Knoll bajó la palanca.
Monika se dirigió hacia él. Sus tacones resonaron con fuerza sobre el antiguo suelo de mármol. Se encontraron en la puerta abierta en la celosía. Justo debajo de ella estaba la tumba de su abuelo, «Martin Fellner 1868-1941» tallado sobre el mármol gris y pulimentado. El último deseo del viejo había sido ser enterrado en el castillo que tanto amaba. Ninguna esposa lo había acompañado en la muerte. A su lado yacía el anciano mayordomo, en cuya tumba también se veía la correspondiente inscripción de piedra.
Monika reparó en que Knoll miraba hacía el suelo.
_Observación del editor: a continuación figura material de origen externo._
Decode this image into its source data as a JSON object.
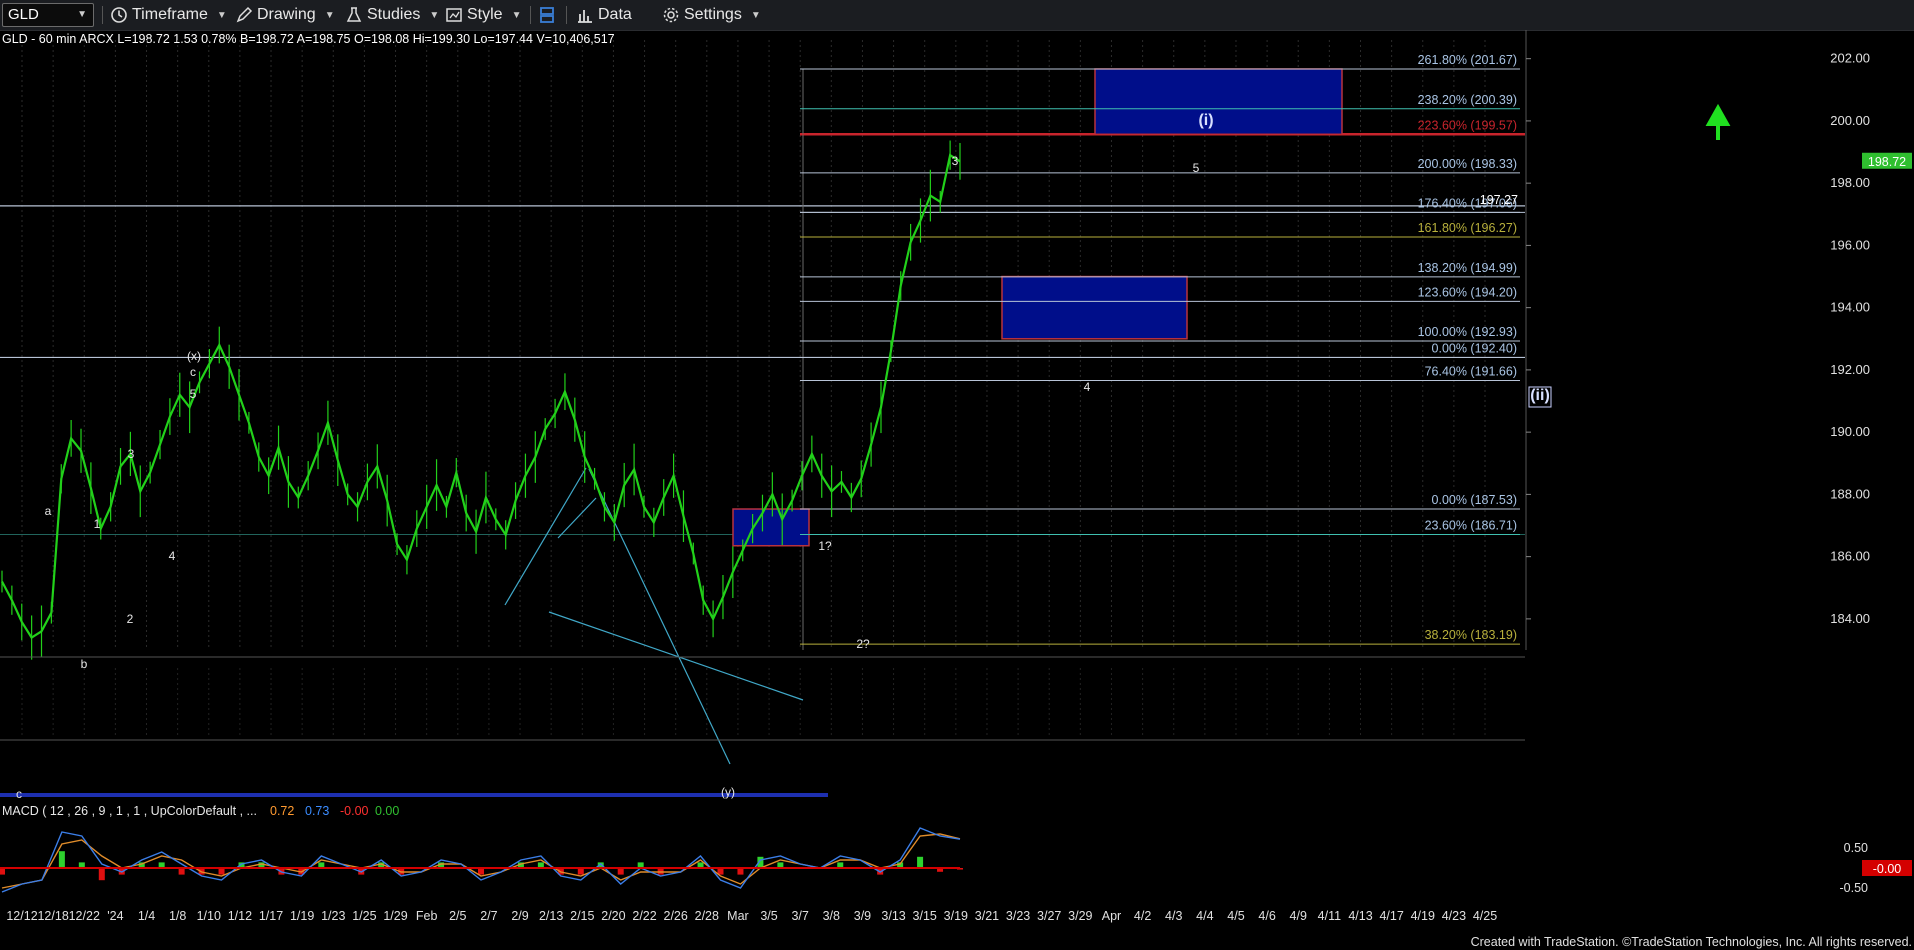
{
  "toolbar": {
    "symbol": "GLD",
    "timeframe_label": "Timeframe",
    "drawing_label": "Drawing",
    "studies_label": "Studies",
    "style_label": "Style",
    "data_label": "Data",
    "settings_label": "Settings"
  },
  "quote_line": "GLD - 60 min  ARCX  L=198.72  1.53  0.78%  B=198.72  A=198.75  O=198.08  Hi=199.30  Lo=197.44  V=10,406,517",
  "footer": "Created with TradeStation. ©TradeStation Technologies, Inc. All rights reserved.",
  "colors": {
    "background": "#000000",
    "candles": "#22d11a",
    "fib_line": "#b7c3d6",
    "fib_label": "#a9c4e4",
    "fib_gold": "#b8b03c",
    "fib_teal": "#3fbfb0",
    "box_fill": "#000e8a",
    "box_border": "#b8323e",
    "red_line": "#c8242c",
    "channel": "#40a8c8",
    "price_tag": "#2fbf2f",
    "macd_line": "#3b7ee8",
    "signal_line": "#e08c2a",
    "hist_pos": "#2ed12e",
    "hist_neg": "#e01010",
    "arrow": "#20e020"
  },
  "chart_data": {
    "type": "line",
    "title": "GLD - 60 min",
    "y_axis": {
      "ticks": [
        "202.00",
        "200.00",
        "198.00",
        "196.00",
        "194.00",
        "192.00",
        "190.00",
        "188.00",
        "186.00",
        "184.00"
      ],
      "range": [
        183.0,
        202.6
      ]
    },
    "x_axis": {
      "tick_labels": [
        "12/12",
        "12/18",
        "12/22",
        "'24",
        "1/4",
        "1/8",
        "1/10",
        "1/12",
        "1/17",
        "1/19",
        "1/23",
        "1/25",
        "1/29",
        "Feb",
        "2/5",
        "2/7",
        "2/9",
        "2/13",
        "2/15",
        "2/20",
        "2/22",
        "2/26",
        "2/28",
        "Mar",
        "3/5",
        "3/7",
        "3/8",
        "3/9",
        "3/13",
        "3/15",
        "3/19",
        "3/21",
        "3/23",
        "3/27",
        "3/29",
        "Apr",
        "4/2",
        "4/3",
        "4/4",
        "4/5",
        "4/6",
        "4/9",
        "4/11",
        "4/13",
        "4/17",
        "4/19",
        "4/23",
        "4/25"
      ]
    },
    "price_series": {
      "name": "GLD close (approx)",
      "values": [
        185.2,
        184.6,
        183.9,
        183.4,
        183.6,
        184.2,
        188.5,
        189.8,
        189.4,
        188.2,
        186.9,
        187.6,
        188.9,
        189.3,
        188.1,
        188.7,
        189.6,
        190.5,
        191.2,
        190.8,
        191.6,
        192.2,
        192.8,
        192.1,
        191.2,
        190.3,
        189.2,
        188.6,
        189.5,
        188.4,
        187.9,
        188.6,
        189.4,
        190.3,
        189.1,
        188.0,
        187.6,
        188.4,
        188.9,
        187.8,
        186.4,
        185.9,
        186.9,
        187.6,
        188.3,
        187.6,
        188.7,
        187.4,
        186.8,
        187.9,
        187.2,
        186.7,
        187.8,
        188.6,
        189.2,
        190.1,
        190.6,
        191.3,
        190.4,
        189.2,
        188.5,
        187.6,
        187.1,
        188.3,
        188.8,
        187.6,
        187.1,
        187.9,
        188.6,
        187.3,
        186.1,
        184.6,
        184.0,
        184.7,
        185.5,
        186.2,
        186.9,
        187.4,
        188.0,
        187.2,
        187.8,
        188.6,
        189.3,
        188.6,
        188.1,
        188.4,
        187.9,
        188.5,
        189.6,
        190.8,
        192.6,
        194.7,
        196.1,
        196.8,
        197.6,
        197.4,
        198.9,
        198.7
      ],
      "last": 198.72
    },
    "current_price_tag": "198.72",
    "marker_price": "197.27",
    "fib_levels": [
      {
        "label": "261.80% (201.67)",
        "price": 201.67
      },
      {
        "label": "238.20% (200.39)",
        "price": 200.39
      },
      {
        "label": "223.60% (199.57)",
        "price": 199.57
      },
      {
        "label": "200.00% (198.33)",
        "price": 198.33
      },
      {
        "label": "176.40% (197.06)",
        "price": 197.06
      },
      {
        "label": "161.80% (196.27)",
        "price": 196.27
      },
      {
        "label": "138.20% (194.99)",
        "price": 194.99
      },
      {
        "label": "123.60% (194.20)",
        "price": 194.2
      },
      {
        "label": "100.00% (192.93)",
        "price": 192.93
      },
      {
        "label": "0.00% (192.40)",
        "price": 192.4
      },
      {
        "label": "76.40% (191.66)",
        "price": 191.66
      },
      {
        "label": "0.00% (187.53)",
        "price": 187.53
      },
      {
        "label": "23.60% (186.71)",
        "price": 186.71
      },
      {
        "label": "38.20% (183.19)",
        "price": 183.19
      }
    ],
    "wave_labels": [
      "a",
      "b",
      "c",
      "1",
      "2",
      "3",
      "4",
      "5",
      "c",
      "(x)",
      "1?",
      "2?",
      "3",
      "4",
      "5",
      "(i)",
      "(ii)",
      "(y)"
    ],
    "macd": {
      "label": "MACD ( 12 , 26 , 9 , 1 , 1 , UpColorDefault , ...",
      "values": [
        "0.72",
        "0.73",
        "-0.00",
        "0.00"
      ],
      "y_ticks": [
        "0.50",
        "-0.50"
      ],
      "current_tag": "-0.00",
      "macd_series": [
        -0.6,
        -0.4,
        -0.3,
        0.9,
        0.8,
        0.1,
        -0.1,
        0.2,
        0.4,
        0.1,
        -0.2,
        -0.3,
        0.1,
        0.2,
        -0.1,
        -0.2,
        0.3,
        0.1,
        -0.1,
        0.2,
        -0.2,
        -0.1,
        0.2,
        0.1,
        -0.3,
        -0.1,
        0.2,
        0.3,
        -0.2,
        -0.3,
        0.1,
        -0.4,
        0.0,
        -0.2,
        -0.1,
        0.3,
        -0.3,
        -0.5,
        0.2,
        0.3,
        0.1,
        0.0,
        0.3,
        0.2,
        -0.1,
        0.2,
        1.0,
        0.8,
        0.72
      ],
      "signal_series": [
        -0.5,
        -0.4,
        -0.3,
        0.6,
        0.7,
        0.3,
        0.0,
        0.1,
        0.3,
        0.2,
        -0.1,
        -0.2,
        0.0,
        0.1,
        0.0,
        -0.1,
        0.2,
        0.1,
        0.0,
        0.1,
        -0.1,
        -0.1,
        0.1,
        0.1,
        -0.2,
        -0.1,
        0.1,
        0.2,
        -0.1,
        -0.2,
        0.0,
        -0.3,
        -0.1,
        -0.1,
        -0.1,
        0.2,
        -0.2,
        -0.4,
        0.0,
        0.2,
        0.1,
        0.0,
        0.2,
        0.2,
        0.0,
        0.1,
        0.8,
        0.85,
        0.73
      ]
    }
  }
}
—Pobre abuelo… Tan fuerte en los negocios y tan débil de espíritu. En aquella época debía de ser toda una putada ser marica.
—Quizá sea genético.
—Lo dudo. Aunque debo decir que, en ocasiones, una mujer puede representar una diversión interesante.
—A tu padre no le gustaría oír eso.
—No creo que ahora mismo le importara demasiado. Es contigo con quien está enfadado. Tiene un ejemplar de un periódico de Roma. Hay un artículo en primera plana acerca de la muerte de Pietro Caproni.
—Pero también tiene la fosforera.
Ella sonrió.
—¿Crees que el éxito lo compensa todo?
—He llegado a descubrir que se trata del mejor seguro contra la pérdida del empleo.
—En tu nota de ayer no decías nada de haber matado a Caproni.
—Me pareció un detalle poco importante.
—Solo tú considerarías como poco importante una puñalada en el pecho. Papá quiere hablar contigo. Está esperando.
—Ya me lo imaginaba.
—No pareces preocupado.
—¿Debería estarlo?
Ella le dedicó una mirada severa.
—Eres un auténtico hijo de puta, Christian.
Éste reparó en que Monika carecía del aura de sofisticación de su padre, pero que en dos aspectos eran muy similares: ambos eran fríos y decididos. Los periódicos la relacionaban con un hombre tras otro, y se preguntaban quién conseguiría hacerse al fin con ella y con la fortuna correspondiente, pero Knoll sabía que nadie podría jamás llegar a controlarla. Fellner había pasado los últimos años preparándola meticulosamente para el día en que tuviera que tomar el relevo de su imperio de comunicaciones y de su pasión por el coleccionismo. Un día que sin duda no tardaría en llegar. Había sido educada fuera de Alemania, en Inglaterra y los Estados Unidos, y en el proceso había conseguido una lengua todavía más afilada y una actitud todavía más avasalladora. Su riqueza y el hecho de ser el ojo derecho de su padre tampoco había ayudado a endulzar su personalidad.
Monika extendió el brazo y le palpó la manga derecha.
—¿Esta noche no llevas el estilete?
—¿Lo necesito?
Ella se acercó más.
—Puedo ser bastante peligrosa.
Lo rodeó con los brazos. Sus bocas se fundieron y la lengua de ella buscó con ansia. A Knoll le gustaba su sabor, y paladeaba la pasión que ella ofrecía libremente. Al apartarse, Monika le mordió con fuerza el labio inferior. Knoll saboreó su propia sangre.
—Sí, puedes serlo —dijo mientras se limpiaba la herida con un pañuelo.
Monika le desabrochó el pantalón.
—Creía haber oído que Herr Fellner estaba esperando.
—Hay tiempo de sobra —respondió ella mientras lo empujaba hacia el suelo, directamente encima de la tumba de su abuelo—. Y no llevo ropa interior.